Quelques cas réels d’une violence ordinaire 
Dans son rapport, Éric Debarbieux, retrace des récits de gendarmes sur des cas de harcèlement scolaire qu'ils ont été amenés à constater. En voici 2 illustrations.

“École privé sous contrat, où les responsables sont dans le déni le plus total, mettant la mère de la victime dans une situation difficile (ils la rendent responsable des conséquences à venir de la plainte qu'elle a déposée : c'est une pression à peine déguisée), expliquant qu'il s'agit de mauvaises blagues d'un collégien (lacération du dos avec un ciseau : huit coups portés, coups de poings filmés sur téléphone, capuche de vêtement remplie de ketchup, j'en passe, que de bonnes blagues !). J'ai des photos et un film sur ce sujet (fournis par la mère).”

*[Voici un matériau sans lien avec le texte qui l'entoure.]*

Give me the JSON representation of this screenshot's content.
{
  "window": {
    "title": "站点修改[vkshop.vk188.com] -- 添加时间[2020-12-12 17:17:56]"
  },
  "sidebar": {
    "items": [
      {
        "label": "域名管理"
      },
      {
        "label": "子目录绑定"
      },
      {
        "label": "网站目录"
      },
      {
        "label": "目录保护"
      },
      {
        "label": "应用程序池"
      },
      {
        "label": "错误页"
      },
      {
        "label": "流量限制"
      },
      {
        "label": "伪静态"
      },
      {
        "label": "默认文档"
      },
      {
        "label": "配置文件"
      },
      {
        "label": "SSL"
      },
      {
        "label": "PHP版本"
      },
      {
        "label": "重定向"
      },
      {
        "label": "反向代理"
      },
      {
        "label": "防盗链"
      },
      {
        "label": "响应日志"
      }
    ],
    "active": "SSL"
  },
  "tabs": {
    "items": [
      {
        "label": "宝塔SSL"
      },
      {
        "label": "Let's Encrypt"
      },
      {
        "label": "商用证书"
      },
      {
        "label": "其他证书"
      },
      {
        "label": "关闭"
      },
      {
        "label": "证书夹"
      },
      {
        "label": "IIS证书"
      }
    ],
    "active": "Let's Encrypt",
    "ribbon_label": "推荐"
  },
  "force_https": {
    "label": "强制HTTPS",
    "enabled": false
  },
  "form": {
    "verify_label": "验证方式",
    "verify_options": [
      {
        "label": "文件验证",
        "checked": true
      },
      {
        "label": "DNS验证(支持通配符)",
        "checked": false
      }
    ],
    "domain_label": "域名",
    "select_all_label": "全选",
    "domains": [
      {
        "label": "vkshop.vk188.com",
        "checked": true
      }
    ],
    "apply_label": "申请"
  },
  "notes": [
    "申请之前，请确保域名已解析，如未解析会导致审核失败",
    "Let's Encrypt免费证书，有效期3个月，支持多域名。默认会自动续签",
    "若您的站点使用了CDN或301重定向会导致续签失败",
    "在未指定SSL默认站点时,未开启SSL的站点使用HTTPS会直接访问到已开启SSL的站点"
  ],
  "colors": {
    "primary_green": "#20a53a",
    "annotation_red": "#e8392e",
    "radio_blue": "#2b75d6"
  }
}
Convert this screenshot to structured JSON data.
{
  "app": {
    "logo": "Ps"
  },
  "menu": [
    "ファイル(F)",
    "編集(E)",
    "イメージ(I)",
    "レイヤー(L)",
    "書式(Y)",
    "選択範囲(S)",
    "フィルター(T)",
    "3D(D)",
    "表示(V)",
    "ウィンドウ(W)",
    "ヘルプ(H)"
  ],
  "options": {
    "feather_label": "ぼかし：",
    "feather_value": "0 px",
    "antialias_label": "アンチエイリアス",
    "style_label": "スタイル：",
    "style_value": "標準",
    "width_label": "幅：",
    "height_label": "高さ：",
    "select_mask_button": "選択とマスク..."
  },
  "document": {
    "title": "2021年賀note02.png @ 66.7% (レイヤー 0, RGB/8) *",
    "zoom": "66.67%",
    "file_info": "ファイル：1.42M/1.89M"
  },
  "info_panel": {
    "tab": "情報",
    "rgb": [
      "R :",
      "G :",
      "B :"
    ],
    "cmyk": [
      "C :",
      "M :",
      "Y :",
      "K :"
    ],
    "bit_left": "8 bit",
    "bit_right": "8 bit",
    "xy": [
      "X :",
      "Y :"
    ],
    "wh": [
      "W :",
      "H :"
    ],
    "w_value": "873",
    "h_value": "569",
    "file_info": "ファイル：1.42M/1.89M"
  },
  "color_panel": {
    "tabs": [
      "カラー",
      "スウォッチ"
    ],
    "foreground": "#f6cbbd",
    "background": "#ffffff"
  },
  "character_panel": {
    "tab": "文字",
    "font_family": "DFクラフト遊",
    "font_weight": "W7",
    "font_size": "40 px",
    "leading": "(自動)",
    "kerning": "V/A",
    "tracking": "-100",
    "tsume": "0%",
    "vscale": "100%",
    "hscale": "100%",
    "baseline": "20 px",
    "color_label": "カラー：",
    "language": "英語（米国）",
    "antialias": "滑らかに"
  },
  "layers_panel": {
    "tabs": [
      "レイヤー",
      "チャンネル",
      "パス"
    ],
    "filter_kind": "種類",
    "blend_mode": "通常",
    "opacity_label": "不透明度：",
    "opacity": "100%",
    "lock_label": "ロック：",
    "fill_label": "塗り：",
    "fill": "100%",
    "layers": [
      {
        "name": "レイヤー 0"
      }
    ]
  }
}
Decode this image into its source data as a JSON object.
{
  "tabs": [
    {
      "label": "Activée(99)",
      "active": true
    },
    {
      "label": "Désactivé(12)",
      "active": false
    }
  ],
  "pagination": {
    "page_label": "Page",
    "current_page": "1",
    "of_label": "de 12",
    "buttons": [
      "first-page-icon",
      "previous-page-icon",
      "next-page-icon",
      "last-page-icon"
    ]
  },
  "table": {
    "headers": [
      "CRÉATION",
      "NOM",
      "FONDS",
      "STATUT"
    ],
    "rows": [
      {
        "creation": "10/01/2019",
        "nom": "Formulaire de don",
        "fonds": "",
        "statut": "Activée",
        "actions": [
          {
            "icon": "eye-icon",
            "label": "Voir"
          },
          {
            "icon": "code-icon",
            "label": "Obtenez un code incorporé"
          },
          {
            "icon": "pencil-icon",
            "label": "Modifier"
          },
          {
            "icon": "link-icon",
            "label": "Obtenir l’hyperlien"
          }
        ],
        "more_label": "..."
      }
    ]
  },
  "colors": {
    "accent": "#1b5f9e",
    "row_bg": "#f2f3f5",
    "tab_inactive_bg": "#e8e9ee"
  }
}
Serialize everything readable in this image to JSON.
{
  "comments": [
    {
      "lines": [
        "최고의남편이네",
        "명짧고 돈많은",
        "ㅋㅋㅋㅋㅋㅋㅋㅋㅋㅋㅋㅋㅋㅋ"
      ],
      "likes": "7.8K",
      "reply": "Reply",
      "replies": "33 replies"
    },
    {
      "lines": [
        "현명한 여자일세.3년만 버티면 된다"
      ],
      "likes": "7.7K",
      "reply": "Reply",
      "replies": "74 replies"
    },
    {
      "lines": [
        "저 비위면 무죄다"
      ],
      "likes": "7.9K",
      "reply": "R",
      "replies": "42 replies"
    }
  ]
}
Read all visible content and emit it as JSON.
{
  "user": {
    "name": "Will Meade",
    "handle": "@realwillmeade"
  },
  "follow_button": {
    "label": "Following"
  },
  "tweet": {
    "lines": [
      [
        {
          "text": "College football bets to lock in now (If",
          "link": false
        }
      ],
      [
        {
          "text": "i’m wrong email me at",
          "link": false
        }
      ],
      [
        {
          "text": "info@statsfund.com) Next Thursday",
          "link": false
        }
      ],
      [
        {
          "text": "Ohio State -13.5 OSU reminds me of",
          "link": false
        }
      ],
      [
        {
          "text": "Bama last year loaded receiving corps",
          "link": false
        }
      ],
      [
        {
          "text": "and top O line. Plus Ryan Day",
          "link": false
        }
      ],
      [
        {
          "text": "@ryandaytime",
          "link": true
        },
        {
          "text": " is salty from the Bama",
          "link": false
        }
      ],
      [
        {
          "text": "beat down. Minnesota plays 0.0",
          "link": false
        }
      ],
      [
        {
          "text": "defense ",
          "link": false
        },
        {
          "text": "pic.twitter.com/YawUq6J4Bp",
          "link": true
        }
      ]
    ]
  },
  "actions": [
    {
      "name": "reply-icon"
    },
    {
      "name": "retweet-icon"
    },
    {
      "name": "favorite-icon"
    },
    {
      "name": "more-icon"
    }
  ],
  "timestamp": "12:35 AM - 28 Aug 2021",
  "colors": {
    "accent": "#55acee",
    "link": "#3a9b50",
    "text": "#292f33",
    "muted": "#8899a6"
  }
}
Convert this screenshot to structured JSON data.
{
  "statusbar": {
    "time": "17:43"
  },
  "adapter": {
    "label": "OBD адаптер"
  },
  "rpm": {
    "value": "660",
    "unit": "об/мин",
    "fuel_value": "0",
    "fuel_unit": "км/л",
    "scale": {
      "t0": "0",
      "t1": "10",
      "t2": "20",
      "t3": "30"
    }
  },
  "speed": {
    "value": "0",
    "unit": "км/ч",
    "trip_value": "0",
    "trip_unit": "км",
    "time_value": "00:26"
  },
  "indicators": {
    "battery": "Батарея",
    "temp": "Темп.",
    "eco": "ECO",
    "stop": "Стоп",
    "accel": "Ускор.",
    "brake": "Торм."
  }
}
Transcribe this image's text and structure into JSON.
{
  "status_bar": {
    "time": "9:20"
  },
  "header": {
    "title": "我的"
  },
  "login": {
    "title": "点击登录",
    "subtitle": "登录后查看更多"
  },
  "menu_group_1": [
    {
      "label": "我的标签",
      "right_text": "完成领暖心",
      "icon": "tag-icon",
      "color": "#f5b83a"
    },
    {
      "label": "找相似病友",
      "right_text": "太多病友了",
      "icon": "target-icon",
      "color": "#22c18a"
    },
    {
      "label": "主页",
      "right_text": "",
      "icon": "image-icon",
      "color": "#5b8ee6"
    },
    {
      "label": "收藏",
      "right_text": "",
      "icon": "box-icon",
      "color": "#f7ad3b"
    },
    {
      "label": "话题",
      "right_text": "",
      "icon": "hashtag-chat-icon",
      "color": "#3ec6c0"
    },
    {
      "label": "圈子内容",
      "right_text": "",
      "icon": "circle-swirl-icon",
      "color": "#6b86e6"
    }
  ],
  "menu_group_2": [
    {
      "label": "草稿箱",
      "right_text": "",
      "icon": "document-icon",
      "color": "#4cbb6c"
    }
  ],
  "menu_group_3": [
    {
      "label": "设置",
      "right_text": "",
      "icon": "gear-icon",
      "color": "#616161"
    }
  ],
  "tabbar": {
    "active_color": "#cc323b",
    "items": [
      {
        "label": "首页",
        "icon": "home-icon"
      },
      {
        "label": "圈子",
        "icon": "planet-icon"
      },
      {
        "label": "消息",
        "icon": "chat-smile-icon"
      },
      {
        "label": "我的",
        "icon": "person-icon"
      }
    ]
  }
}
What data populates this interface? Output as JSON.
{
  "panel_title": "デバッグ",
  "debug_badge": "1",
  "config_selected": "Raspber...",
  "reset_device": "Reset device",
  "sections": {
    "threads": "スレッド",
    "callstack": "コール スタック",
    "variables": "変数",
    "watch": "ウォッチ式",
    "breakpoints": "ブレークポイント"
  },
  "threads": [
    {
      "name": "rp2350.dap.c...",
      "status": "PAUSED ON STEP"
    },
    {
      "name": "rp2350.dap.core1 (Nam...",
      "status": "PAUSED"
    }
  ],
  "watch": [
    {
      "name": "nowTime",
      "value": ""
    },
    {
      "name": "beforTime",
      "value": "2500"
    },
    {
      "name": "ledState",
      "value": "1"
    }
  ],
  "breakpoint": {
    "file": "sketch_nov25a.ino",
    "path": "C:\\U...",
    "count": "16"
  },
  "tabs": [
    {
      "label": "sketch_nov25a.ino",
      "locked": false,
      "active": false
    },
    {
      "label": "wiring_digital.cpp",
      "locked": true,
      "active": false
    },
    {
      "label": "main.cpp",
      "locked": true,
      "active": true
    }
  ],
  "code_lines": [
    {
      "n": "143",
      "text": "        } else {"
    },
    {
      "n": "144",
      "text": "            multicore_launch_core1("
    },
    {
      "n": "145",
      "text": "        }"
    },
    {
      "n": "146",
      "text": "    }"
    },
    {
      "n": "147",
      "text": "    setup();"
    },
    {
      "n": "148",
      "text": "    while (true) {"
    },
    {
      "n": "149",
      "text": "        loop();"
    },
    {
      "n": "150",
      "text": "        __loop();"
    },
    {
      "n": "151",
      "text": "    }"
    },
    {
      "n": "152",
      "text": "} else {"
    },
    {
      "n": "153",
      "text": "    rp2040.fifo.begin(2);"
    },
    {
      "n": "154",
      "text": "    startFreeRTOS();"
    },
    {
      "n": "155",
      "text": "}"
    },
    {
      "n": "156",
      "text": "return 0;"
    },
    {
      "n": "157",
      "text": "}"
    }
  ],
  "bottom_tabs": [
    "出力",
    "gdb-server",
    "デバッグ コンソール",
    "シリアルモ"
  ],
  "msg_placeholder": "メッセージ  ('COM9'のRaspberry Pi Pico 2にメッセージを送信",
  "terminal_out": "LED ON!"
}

“Dans un collège rural public, un jeune collégien (légèrement autiste) qui depuis la rentrée scolaire est roué de coups par d'autres. Étranglé à sept reprises ! Cartable vidé dans les toilettes de l'établissement. Au 1er avril, il n'a pas eu de poisson dans le dos comme les autres mais une étiquette qu'il a portée sans le savoir jusque chez lui indiquant : “Frappez-moi, frappez-moi.” Là encore, les parents ont systématiquement signalé les faits à la principale qui n'a jamais rien fait. N'y pouvant plus, ils ont déposé plainte à la gendarmerie. Depuis, par crainte, le CPE (conseiller principal d’éducation) a pris des mesures de protection. Devinez ? L'élève victime est privé de récréation et de cour, même entre midi et deux, il passe son temps seul à la vie scolaire. On marche sur la tête !”

Les 15 propositions
1. Campagne d’opinion à destination des jeunes.
2. Le recensement et la création d’outils de sensibilisation et de réflexion à destination des adultes et permettant des débats en groupe avec les élèves.
3. Responsabilisation des médias et des opérateurs de téléphonie mobile et fournisseurs d’accès à Internet : campagne nationale de sensibilisation en population générale.
4. Reconnaître c’est aussi connaître : Enquêtes de victimation et recherches.
5. Reconnaître c’est savoir écouter : la formation prioritaire des personnels « relais »
6. La formation initiale et continue des enseignants et des personnels.
7. Faire de l’École la plaque tournante des services offerts aux jeunes en difficulté et à leurs familles.
8. Le plan d’intervention comme un droit (construction avec l’aide de la famille d’un plan d’intervention individualisé).
9. Affirmer le principe d’inclusion maximale (ne pas exclure les enfants victimes ou harceleurs de l’école).
10. Mobiliser des équipes (améliorer la qualité d’accueil des familles par les équipes enseignantes et le chef d’établissement)
11. Promouvoir la place des élèves et des parents dans la prévention (former les délégués de classe et les délégués de parents d’élèves dans le secondaire)
12. Pour une utilisation proactive des réseaux sociaux (diffusion de messages d’alerte sur les réseaux sociaux)
13. L’inefficacité des renforcements négatifs. Vers la justice restaurative. (ne pas punir ni ignorer le harceleur mais favoriser sa prise de conscience).  
14. Le cas du harcèlement chez les jeunes adultes (qualifier pénalement le harcèlement entre élèves dans l’enseignement supérieur).  
15. Le rappel de la responsabilité des témoins et des fonctionnaires (engager la responsabilité des adultes).